Luke: Well, the results of KEYNOTE-716 were gratifying, in that they reinforced what we already knew and yet changed the standard of care at the same time. And that may seem odd, but in melanoma oncology dating back, you know, 10 to 20 years ago, there really were no treatments, frankly speaking. And so it was a surgical-based disease. And the algorithms for managing patients were that patients were deemed to be at higher risk if they had regional lymph node involvement at the time of surgery. But what we know from database analysis from say the AJCC is that patients with Stage IIB and IIC disease, meaning deep primary lesions on the skin, in fact have similar outcomes to those with stage IIIB.So it isn't actually the lymph node that drives the risk, it's the primary lesion itself. So it was gratifying to see in KEYNOTE-716, that there was such a robust and durable benefit to giving pembrolizumab because we already knew that pembrolizumab would impact on recurrence in DMFS in stage 3, so by logic, it should work in stage 2. And in fact, that's exactly what we've seen. And so to me, it's been very gratifying to observe that which we expected but to document it, but also to challenge sort of that classic dogma in the field because I think patients were underserved previously being deemed to be low risk, when in fact, they had the same risk as stage 3, but they didn't have options for treatments and KEYNOTE-716 change that now with the FDA approval of pembrolizumab in the stage 2 setting, and I'd really just emphasize that it is the standard of care and patients with stage 2 disease should be offered pembrolizumab as adjuvant therapy. Understandably, some patients may not take it, but it should be offered to all patients in that scenario.

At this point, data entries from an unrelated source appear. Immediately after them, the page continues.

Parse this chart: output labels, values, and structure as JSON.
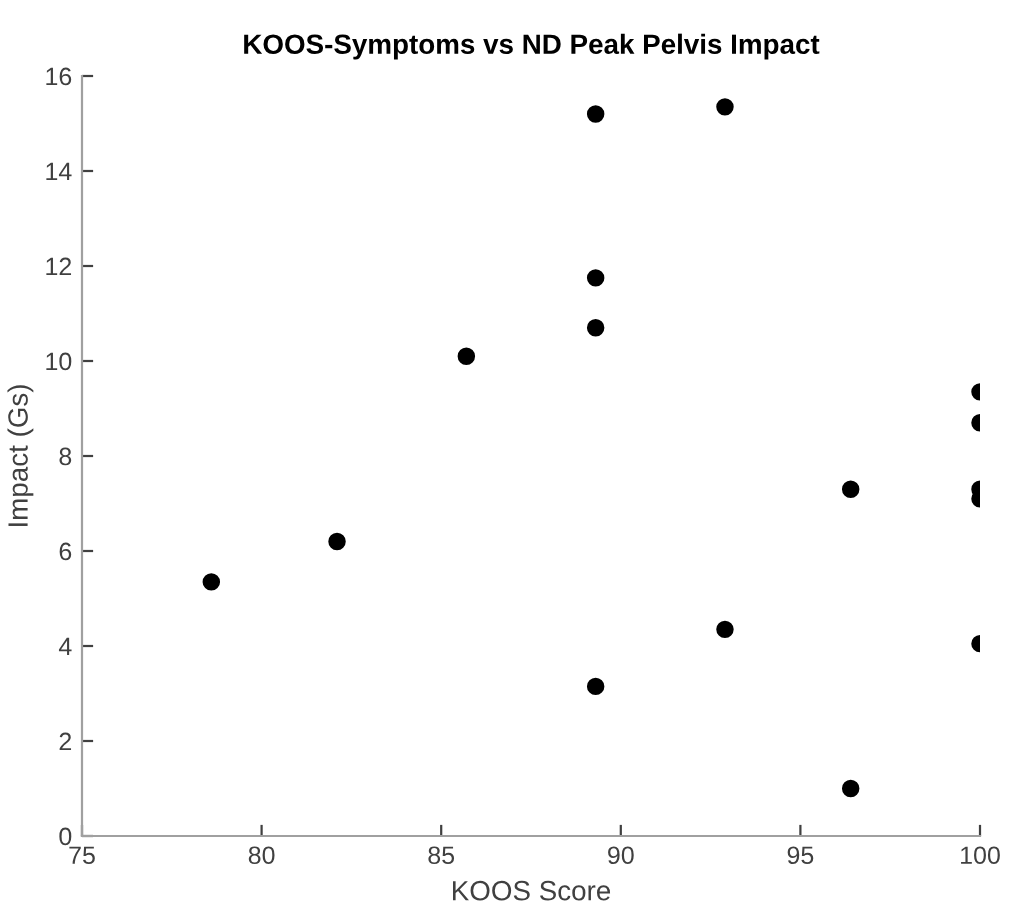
{
  "chart_data": {
    "type": "scatter",
    "title": "KOOS-Symptoms vs ND Peak Pelvis Impact",
    "xlabel": "KOOS Score",
    "ylabel": "Impact (Gs)",
    "x": [
      78.6,
      82.1,
      85.7,
      89.3,
      89.3,
      89.3,
      89.3,
      92.9,
      92.9,
      96.4,
      96.4,
      100,
      100,
      100,
      100,
      100
    ],
    "values": [
      5.35,
      6.2,
      10.1,
      15.2,
      11.75,
      10.7,
      3.15,
      15.35,
      4.35,
      7.3,
      1.0,
      9.35,
      8.7,
      7.3,
      7.1,
      4.05
    ],
    "color": "#000000",
    "marker": "circle",
    "xlim": [
      75,
      100
    ],
    "xticks": [
      75,
      80,
      85,
      90,
      95,
      100
    ],
    "ylim": [
      0,
      16
    ],
    "yticks": [
      0,
      2,
      4,
      6,
      8,
      10,
      12,
      14,
      16
    ],
    "grid": false,
    "legend": false
  }
}
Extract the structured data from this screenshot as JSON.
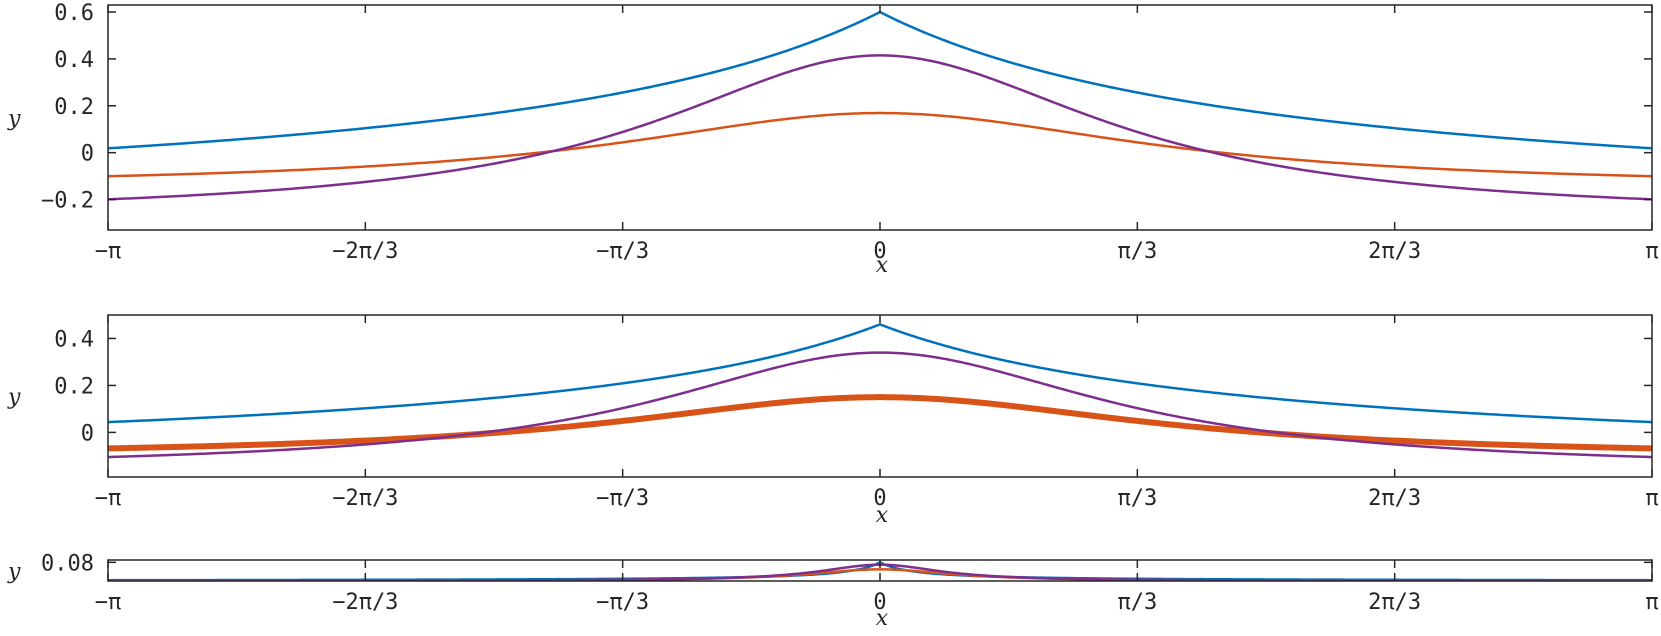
{
  "chart_data": [
    {
      "type": "line",
      "xlabel": "x",
      "ylabel": "y",
      "xlim": [
        -3.14159,
        3.14159
      ],
      "ylim": [
        -0.33,
        0.63
      ],
      "x_ticks": [
        -3.14159,
        -2.0944,
        -1.0472,
        0,
        1.0472,
        2.0944,
        3.14159
      ],
      "x_tick_labels": [
        "−π",
        "−2π/3",
        "−π/3",
        "0",
        "π/3",
        "2π/3",
        "π"
      ],
      "y_ticks": [
        -0.2,
        0,
        0.2,
        0.4,
        0.6
      ],
      "y_tick_labels": [
        "−0.2",
        "0",
        "0.2",
        "0.4",
        "0.6"
      ],
      "grid": false,
      "series": [
        {
          "color": "#0072BD",
          "width": 2.5,
          "model": "kink",
          "p": {
            "A": 0.89,
            "b": 0.6,
            "C": -0.29
          }
        },
        {
          "color": "#D95319",
          "width": 2.5,
          "model": "smooth",
          "p": {
            "A": 0.315,
            "b": 0.6,
            "C": -0.146
          }
        },
        {
          "color": "#7E2F8E",
          "width": 2.5,
          "model": "smooth",
          "p": {
            "A": 0.69,
            "b": 0.82,
            "C": -0.275
          }
        }
      ]
    },
    {
      "type": "line",
      "xlabel": "x",
      "ylabel": "y",
      "xlim": [
        -3.14159,
        3.14159
      ],
      "ylim": [
        -0.19,
        0.5
      ],
      "x_ticks": [
        -3.14159,
        -2.0944,
        -1.0472,
        0,
        1.0472,
        2.0944,
        3.14159
      ],
      "x_tick_labels": [
        "−π",
        "−2π/3",
        "−π/3",
        "0",
        "π/3",
        "2π/3",
        "π"
      ],
      "y_ticks": [
        0,
        0.2,
        0.4
      ],
      "y_tick_labels": [
        "0",
        "0.2",
        "0.4"
      ],
      "grid": false,
      "series": [
        {
          "color": "#0072BD",
          "width": 2.5,
          "model": "kink",
          "p": {
            "A": 0.62,
            "b": 0.65,
            "C": -0.16
          }
        },
        {
          "color": "#D95319",
          "width": 6,
          "model": "smooth",
          "p": {
            "A": 0.255,
            "b": 0.6,
            "C": -0.105
          }
        },
        {
          "color": "#7E2F8E",
          "width": 2.5,
          "model": "smooth",
          "p": {
            "A": 0.5,
            "b": 0.82,
            "C": -0.16
          }
        }
      ]
    },
    {
      "type": "line",
      "xlabel": "x",
      "ylabel": "y",
      "xlim": [
        -3.14159,
        3.14159
      ],
      "ylim": [
        0,
        0.09
      ],
      "x_ticks": [
        -3.14159,
        -2.0944,
        -1.0472,
        0,
        1.0472,
        2.0944,
        3.14159
      ],
      "x_tick_labels": [
        "−π",
        "−2π/3",
        "−π/3",
        "0",
        "π/3",
        "2π/3",
        "π"
      ],
      "y_ticks": [
        0.08
      ],
      "y_tick_labels": [
        "0.08"
      ],
      "grid": false,
      "series": [
        {
          "color": "#0072BD",
          "width": 2.5,
          "model": "kink",
          "p": {
            "A": 0.08,
            "b": 7,
            "C": 0
          }
        },
        {
          "color": "#D95319",
          "width": 2.5,
          "model": "smooth",
          "p": {
            "A": 0.05,
            "b": 8,
            "C": 0
          }
        },
        {
          "color": "#7E2F8E",
          "width": 2.5,
          "model": "smooth",
          "p": {
            "A": 0.07,
            "b": 11,
            "C": 0
          }
        }
      ]
    }
  ]
}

Dermatology Times: Were there any notable challenges from KEYNOTE-716?
Luke: Well, a notable challenge to the pursuit of KEYNOTE-716 was exactly the inertia that went into this study. Because for decades, surgeons, meaning, well had educated patients that they were cured when they had had a negative sentinel lymph node biopsy. But for all the reasons I just said that wasn't true. And in fact, with a deep primary lesion, their risk of recurrence was similar to stage 3. So accrual to the study actually, initially was not as robust as one had hoped for. And it was because of bias in the field, that patients were being educated that they were fine, when in reality, they weren't necessarily fine. So it took a period of time to ramp up the accrual. But now it's very obviously the case that there's a benefit there. So for the next generation of clinical trials that will investigate combination immunotherapy strategies, I think that you know, will be less of a problem because we've documented that there's such a benefit to giving immunotherapy in this setting.

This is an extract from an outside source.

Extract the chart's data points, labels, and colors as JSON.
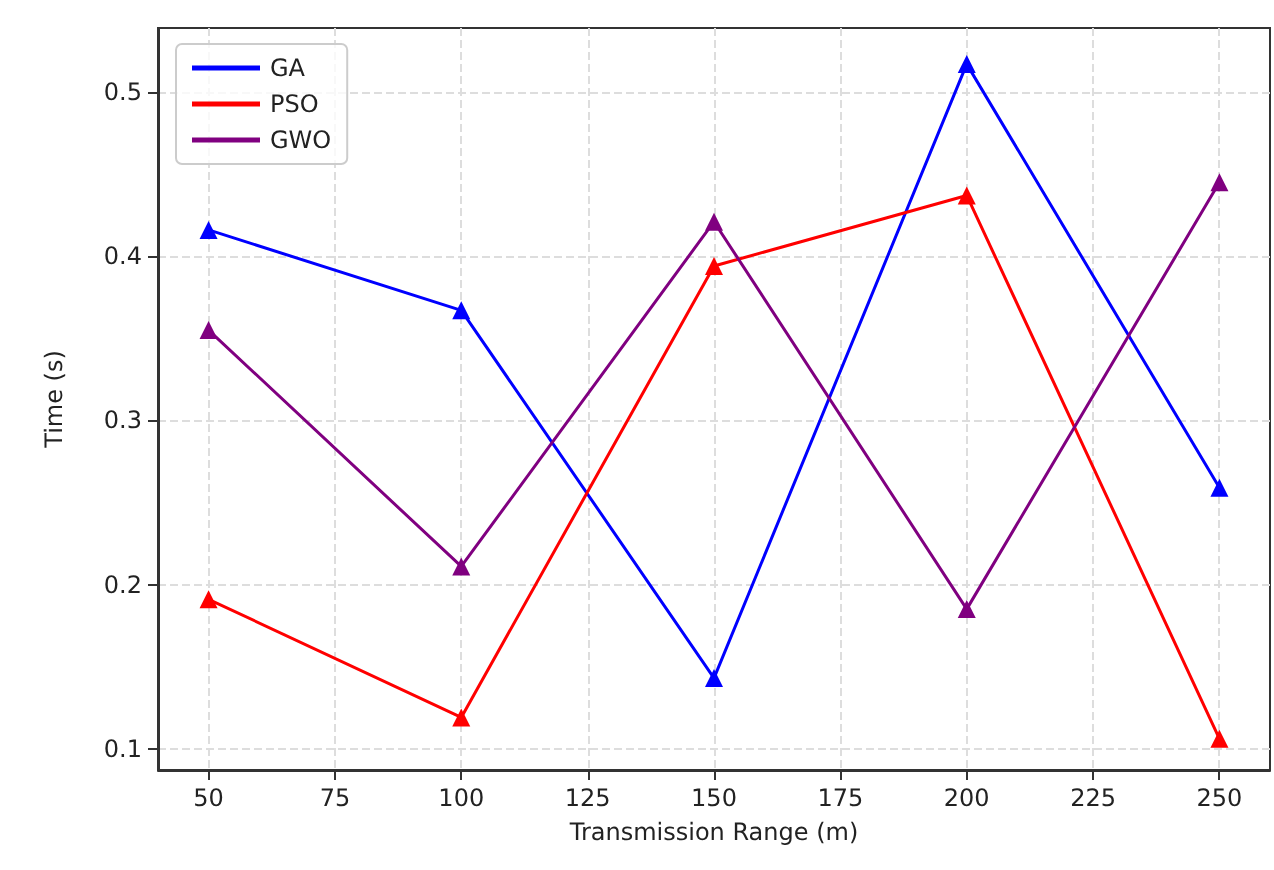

Dermatology Times: How do you hope the long-term data from KEYNOTE-716 helps physicians treat their patients with stage IIB/C melanoma moving forward?

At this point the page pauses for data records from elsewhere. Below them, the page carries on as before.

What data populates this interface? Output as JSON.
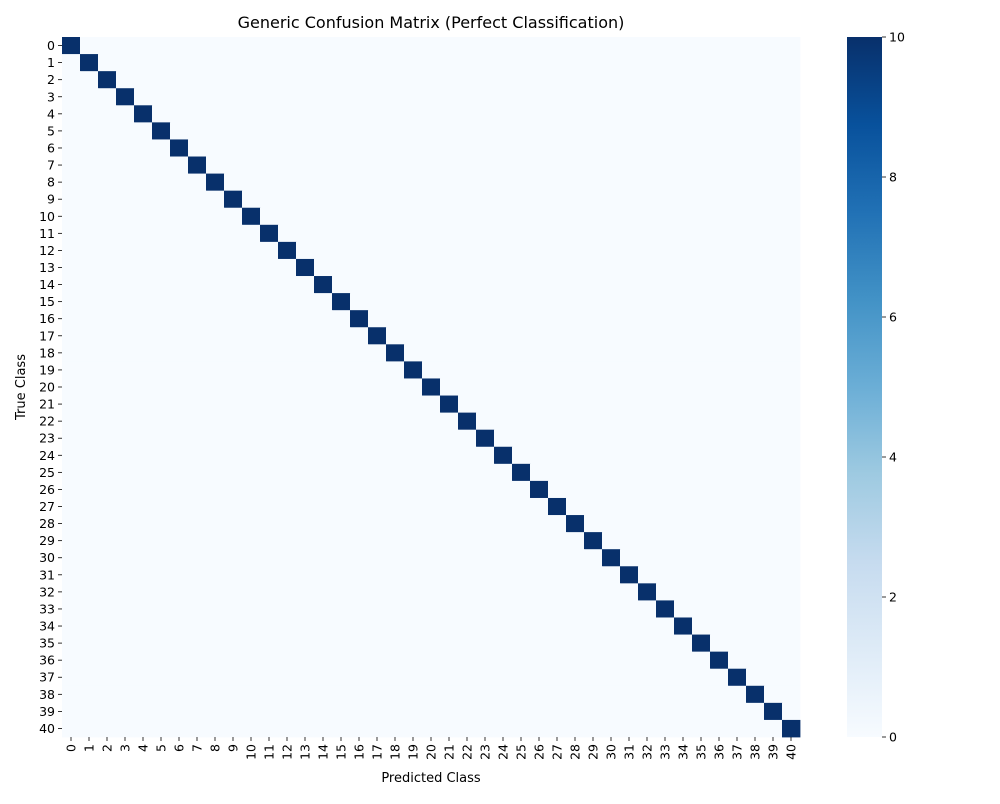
{
  "chart_data": {
    "type": "heatmap",
    "title": "Generic Confusion Matrix (Perfect Classification)",
    "xlabel": "Predicted Class",
    "ylabel": "True Class",
    "x_categories": [
      "0",
      "1",
      "2",
      "3",
      "4",
      "5",
      "6",
      "7",
      "8",
      "9",
      "10",
      "11",
      "12",
      "13",
      "14",
      "15",
      "16",
      "17",
      "18",
      "19",
      "20",
      "21",
      "22",
      "23",
      "24",
      "25",
      "26",
      "27",
      "28",
      "29",
      "30",
      "31",
      "32",
      "33",
      "34",
      "35",
      "36",
      "37",
      "38",
      "39",
      "40"
    ],
    "y_categories": [
      "0",
      "1",
      "2",
      "3",
      "4",
      "5",
      "6",
      "7",
      "8",
      "9",
      "10",
      "11",
      "12",
      "13",
      "14",
      "15",
      "16",
      "17",
      "18",
      "19",
      "20",
      "21",
      "22",
      "23",
      "24",
      "25",
      "26",
      "27",
      "28",
      "29",
      "30",
      "31",
      "32",
      "33",
      "34",
      "35",
      "36",
      "37",
      "38",
      "39",
      "40"
    ],
    "diagonal_value": 10,
    "off_diagonal_value": 0,
    "colormap": "Blues",
    "color_min": "#f7fbff",
    "color_max": "#08306b",
    "colorbar": {
      "range": [
        0,
        10
      ],
      "ticks": [
        "0",
        "2",
        "4",
        "6",
        "8",
        "10"
      ],
      "stops": [
        "#f7fbff",
        "#deebf7",
        "#c6dbef",
        "#9ecae1",
        "#6baed6",
        "#4292c6",
        "#2171b5",
        "#08519c",
        "#08306b"
      ]
    }
  }
}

Luke: The importance of these long-term update data for distant metastasis-free survival from KEYNOTE-716 are important on multiple levels. I think one, they really drive home the point that adjuvant pembrolizumab has a durable and meaningful impact on relapse and DMFS. And number 2 is they set a new benchmark in the field for stating what adjuvant therapy can do. It's been actually multiple decades since a clinical trial investigated stage 2 melanoma. So we now have a better setting of the modern natural history of the disease with no treatment, but also what an intervention like pembrolizumab can do. And that sets us up for the next generation of clinical trials which will look at combinations of next checkpoints and neoantigen approaches and other things. And so these data really are essential for the field as we move into the future. And again, I think really emphasizes that the standard of care is to offer adjuvant pembrolizumab to patients and there should not be any other layer of patient selection other than to say, if patients have deep primary lesions, they should be offered this treatment, whether they choose it or not. Of course, it's a complicated decision. But that is the standard of care.